An image of Jupiter and its moons appeared behind him, next to Riss’s chair. It began slowly rotate. More objects appeared in Jupiter’s orbit, some trailing and some preceding.
“Jupiter has a lot of Trojans,” Enoch said. His hands continued to move over his console. “Over 6,000, actually. But this one…BZ509…it isn’t a Trojan. And it goes around the Sun the wrong way.”
“The wrong way…” Cooper said. “Retrograde orbit. So…”
“That means it’s probably from outside the solar system,” Riss said. “Right?”
“Yeah,” Enoch affirmed. “But also probably billions of years ago. Just happened to get snagged by Jupiter’s gravity well.”
“But can’t Centaurs also be from outside the solar system?” Sanvi asked. “They rotate around the Sun, right? So what makes Riss’s Rock so special?”
“You mean, isn’t it just another Centaur, like we thought?” Cooper asked in return. He fiddled with his pads again. “Enoch, can you expand the Centaur’s…I mean, Riss’s Rock’s trajectory? Even further. And superimpose Jupiter, Saturn, and Neptune’s orbits for scale.”
Enoch nodded. “I’ll give it a try.”
The rotating model of Jupiter and its Trojans seemed to shrink. Saturn appeared with its moons. Neptune and its oddly tilted ring. The rock appeared, its blue line trajectory once again trailing out into space.
“Maximizing,” Enoch said softly.
The three gas giants shrank. The Kuiper Belt appeared. Still the blue line stretched into the beyond.
“Inputting hypothetical location of the Oort boundaries.”
The model shrank even further. Jupiter was a tiny spec. The Oort appeared like a cloudy, partially transparent globe. The blue line began to curve, ever so slightly.
“Enoch,” Riss said. “Can you get us an image of the heliopause?”

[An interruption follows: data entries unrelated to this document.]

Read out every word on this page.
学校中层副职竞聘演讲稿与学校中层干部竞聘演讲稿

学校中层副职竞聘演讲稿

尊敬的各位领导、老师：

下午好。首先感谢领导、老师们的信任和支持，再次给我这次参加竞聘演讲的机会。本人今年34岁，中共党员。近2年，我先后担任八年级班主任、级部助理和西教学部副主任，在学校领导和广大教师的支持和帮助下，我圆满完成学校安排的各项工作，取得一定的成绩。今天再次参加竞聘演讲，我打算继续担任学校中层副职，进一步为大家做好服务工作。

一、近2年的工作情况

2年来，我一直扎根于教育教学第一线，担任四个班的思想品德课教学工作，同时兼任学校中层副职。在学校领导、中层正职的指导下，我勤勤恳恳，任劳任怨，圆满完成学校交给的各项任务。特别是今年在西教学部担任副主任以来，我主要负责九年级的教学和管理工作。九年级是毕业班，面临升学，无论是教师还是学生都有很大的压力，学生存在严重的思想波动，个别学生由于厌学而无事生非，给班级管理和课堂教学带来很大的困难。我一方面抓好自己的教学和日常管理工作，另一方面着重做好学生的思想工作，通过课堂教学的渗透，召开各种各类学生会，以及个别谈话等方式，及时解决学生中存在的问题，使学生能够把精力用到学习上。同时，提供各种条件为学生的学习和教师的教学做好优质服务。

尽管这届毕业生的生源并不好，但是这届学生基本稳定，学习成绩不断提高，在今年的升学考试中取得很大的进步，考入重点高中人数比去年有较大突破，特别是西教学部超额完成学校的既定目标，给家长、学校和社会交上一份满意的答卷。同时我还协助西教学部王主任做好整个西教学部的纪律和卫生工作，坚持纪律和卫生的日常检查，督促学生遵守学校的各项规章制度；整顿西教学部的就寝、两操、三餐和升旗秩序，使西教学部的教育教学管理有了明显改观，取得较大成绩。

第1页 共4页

“Not sure. The old records from the Voyagers only recorded the termination shock boundary. But I’ll see.”
The planets completely disappeared from view, and the solar system now appeared as a series of elongated bubbles. Just outside the front of the bubbles lay a wide ribbon of fuzzy orange.
“Is the bow shock really that color?” Cooper said, eyes wide.
“Um. No idea,” Enoch said, slightly embarrassed. “Nobody’s ever been out that far, and the only info was in black and white so I borrowed the color from a vid game.”
Sanvi started to laugh, but Riss pointed at the image. “Look at the trajectory.”
The blue line clearly extended through the heliopause. The opposite side from the bow shock. But the line ended once it left the bubble.
“Enoch, can we extrapolate a starting point? Based on the current vectors.”
He grumbled but set to work. “I need Sanvi.”
She stopped laughing. Paused, and raised an eyebrow. Cooper turned slightly red.
“Ah, I mean, Sanvi’s better at the calcs than me,” Enoch stuttered. “That’s all I meant.”
Riss smiled and raised a finger to her lips. She should pay more attention to her crew, she thought. Something had happened that she hadn’t caught before.
“Right,” Sanvi replied coolly, swivelling back to her console. “Let’s just see…ah. Enoch, on your console now.”
“Got it.” After another moment, the holographic image of the solar system drastically shrank. The trajectory line arced. The arm of the Milky Way containing Earth flickered, and then that also shrank. Another cloud came into focus. The blue line began to trace a vague oval.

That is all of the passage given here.